H. Yücel Koç
Yol mu Hedef mi?
Bu aylar şirketlerin bütçe ayları. Şirketler bütçe yoluyla bir sonraki yılı planlarlar. Gerçekçi ve uygulanabilir bütçe yapmayan şirketlerin kör uçuşu uçtuklarına inanırım. Geçtiğimiz günlerde bir şirketin genel müdürü bütçe açılış konuşmasında çalışanlara, “bütçe kurumsallığınızın seviyesini gösterir” dedi. Güzel söz.
İşletmeler için reel bütçe yapıyor olmak ve o bütçeyi hakkıyla uyguluyor olabilmek gerçekten hayati önemde. Bütçelerle önümüzü görüyor, yatırım kararlarımızı netleştiriyor ve yeni hedefler koyuyoruz.
Farkında mısınız bilmiyorum, bütçeden çok hedef konuşur olduk. Yoldan çok sonuca odaklanmak. Yola inanmayı unuttuk. Her şeyin kısa zamanda, ışık hızıyla sonuçlanmasını istiyoruz. Sonrasında da mutluluk, para, verim, üretim, ihtişam ve güç bekliyoruz. Yolu ve emeği göz ardı ederek.
Bütçe bir yol. Önce bu yolun planını yapıyoruz, sonra projelendiriyoruz, ardından yapımına başlıyoruz ve nihayet kullanmaya başlıyoruz. Yolda hesaba katmadığımız veya atladığımız hatalar çıkıyor, onları düzeltiyoruz. Sonunda da bu iş oldu veya olmadı diyoruz. Uzun ve zorlu bir süreç, büyük emek. Bilen, anlayanlar için. Ama ülkemizde pek böyle olmuyor. Olmadığı için de değer yaratamıyoruz, rekabet edemiyoruz.
Bütçeler, konan hedeflerle ifade edilir oldu ve durum kanıksandı. Herkes sadece hedeflere adapte oluyor. Hedeflere koşuyoruz. Eğitim sistemimiz de böyle, sosyal, kültürel hayatımız da. Hep hedef odaklı yaşıyoruz. Doğal olarak da mutsuz sonların kaderimiz olduğunu düşünüyoruz.
Oysa ki önemli olan yol. Yola verdiğiniz emek. Yolu iyi yaptıysanız, iyi yerlere varıyorsunuz. Yolunuz bozuksa hedefler de tutmuyor. Belki de bu nedenle gerçekçi hedefler koymuyor ve yalan bütçelerle kendimizi kandırıyoruz.

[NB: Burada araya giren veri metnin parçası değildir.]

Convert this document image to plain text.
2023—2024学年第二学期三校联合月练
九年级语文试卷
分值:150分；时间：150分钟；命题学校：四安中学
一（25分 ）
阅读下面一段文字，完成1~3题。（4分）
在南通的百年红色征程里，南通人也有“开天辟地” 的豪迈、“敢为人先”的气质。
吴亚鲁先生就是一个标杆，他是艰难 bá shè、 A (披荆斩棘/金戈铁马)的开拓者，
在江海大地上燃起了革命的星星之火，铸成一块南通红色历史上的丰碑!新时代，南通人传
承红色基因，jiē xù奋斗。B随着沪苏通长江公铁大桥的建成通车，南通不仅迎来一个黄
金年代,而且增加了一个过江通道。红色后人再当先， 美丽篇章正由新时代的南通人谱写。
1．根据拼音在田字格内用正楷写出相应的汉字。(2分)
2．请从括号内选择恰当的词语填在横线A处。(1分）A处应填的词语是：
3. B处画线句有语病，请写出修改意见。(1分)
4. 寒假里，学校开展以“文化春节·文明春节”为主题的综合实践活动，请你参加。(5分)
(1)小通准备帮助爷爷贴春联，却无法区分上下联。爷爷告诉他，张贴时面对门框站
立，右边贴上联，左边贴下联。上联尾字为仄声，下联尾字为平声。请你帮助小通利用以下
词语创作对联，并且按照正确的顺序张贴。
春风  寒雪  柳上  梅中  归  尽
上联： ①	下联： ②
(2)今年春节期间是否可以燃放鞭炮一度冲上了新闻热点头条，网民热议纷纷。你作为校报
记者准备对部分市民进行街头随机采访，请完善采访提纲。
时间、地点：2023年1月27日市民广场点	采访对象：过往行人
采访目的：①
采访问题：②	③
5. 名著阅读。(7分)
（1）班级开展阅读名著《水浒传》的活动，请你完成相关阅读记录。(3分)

Daha genel ve somut bir örnekle açıklamaya çalışayım. İhracatımız her geçen gün artıyor. Muhteşem. Peki ithalata bakıyor muyuz? İhracatın ithalatı karşılama oranı ne? İşte asıl o oran rekordan rekora koşuyor. İhraç etmek için ürettiğiniz ürünün hammadde ve ara ürününün büyük kısmını ithal etmek zorunda kalıyorsanız yolda bir hata var demektir. İstediğiniz kadar muhteşem bütçeler hazırladığınıza ve olağan üstü hedefler koyduğunuza inanın. Bir bakarsınız “ihracat yoluyla fakirleşme” diye bir kavramla karşı karşıya kalmışsınız. Dış ticaret ithalatı, ihracatı, katma değerli üretimi, tedariki, hammaddesi, yarı mamul üretimi, lojistiği, enerji maliyetleri, uluslararası iş birliği anlaşmaları, destekleme politikaları, iç ve dış siyaset yönetimi, kalifiye çalışan yetiştirilmesi, teknolojiye bakış açısı, Ar-Ge gibi birçok girdinin yönetilmesiyle oluşan bir kavramdır. Bütünsel ve detaycı bir bakış açısı ister. Yol bilmek, yola emek vermek ister.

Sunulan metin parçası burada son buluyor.